The Box Social and Other Stories

Description

158 pages
Contains Photos, Maps
$12.95
ISBN 0-88984-173-X
DDC C813'.54

Year

1996

Contributor

Reviewed by Thomas M.F. Gerry

Thomas M.F. Gerry is a professor of English at Laurentian University.

Review

Exemplars of Southern Ontario Gothic, the stories in this collection
stir our imaginations with their often startling juxtapositions of the
extraordinary and the quotidian. In “The Bully,” we learn that the
narrator’s high-school teachers are “watchful as heathen deities.”
In “The Ditch: Second Reading,” this archetypal statement of
regionalism is tossed off as an aside: “It’s odd the way we talk
about glaciers in our neck of the woods, but it’s what we have instead
of Hittites and pyramids and early archaic gods and Thotmes the
Third.” The collection features “The Ditch,” a trio of stories
that offers three vastly different perspectives on a neighborhood
drainage dispute, together with some dazzling contrasts.
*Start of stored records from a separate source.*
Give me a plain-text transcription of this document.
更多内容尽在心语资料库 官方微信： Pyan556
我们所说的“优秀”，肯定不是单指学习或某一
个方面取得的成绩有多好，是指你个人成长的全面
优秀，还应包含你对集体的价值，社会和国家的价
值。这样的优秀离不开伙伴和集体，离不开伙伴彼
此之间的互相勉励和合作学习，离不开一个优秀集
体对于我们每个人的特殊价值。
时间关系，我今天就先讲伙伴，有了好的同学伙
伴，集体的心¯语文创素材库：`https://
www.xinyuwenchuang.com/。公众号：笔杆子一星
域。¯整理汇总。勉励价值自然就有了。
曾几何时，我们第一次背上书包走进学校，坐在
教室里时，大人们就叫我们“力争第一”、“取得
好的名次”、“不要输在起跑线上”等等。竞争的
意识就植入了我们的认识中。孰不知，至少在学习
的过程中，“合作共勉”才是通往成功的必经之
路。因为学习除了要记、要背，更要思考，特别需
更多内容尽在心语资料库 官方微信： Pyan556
Unfortunately, specific dates for the stories are not provided; we are
told only that they were written in the 1940s and early 1950s. It would
be interesting to consider them in the context of Reaney’s plays and
poetry (particularly the story subtitled “A Ghost Story about the Last
Two Weeks of the Donnellys”). Nevertheless, these stories stand on
their own as masterful works of the imagination.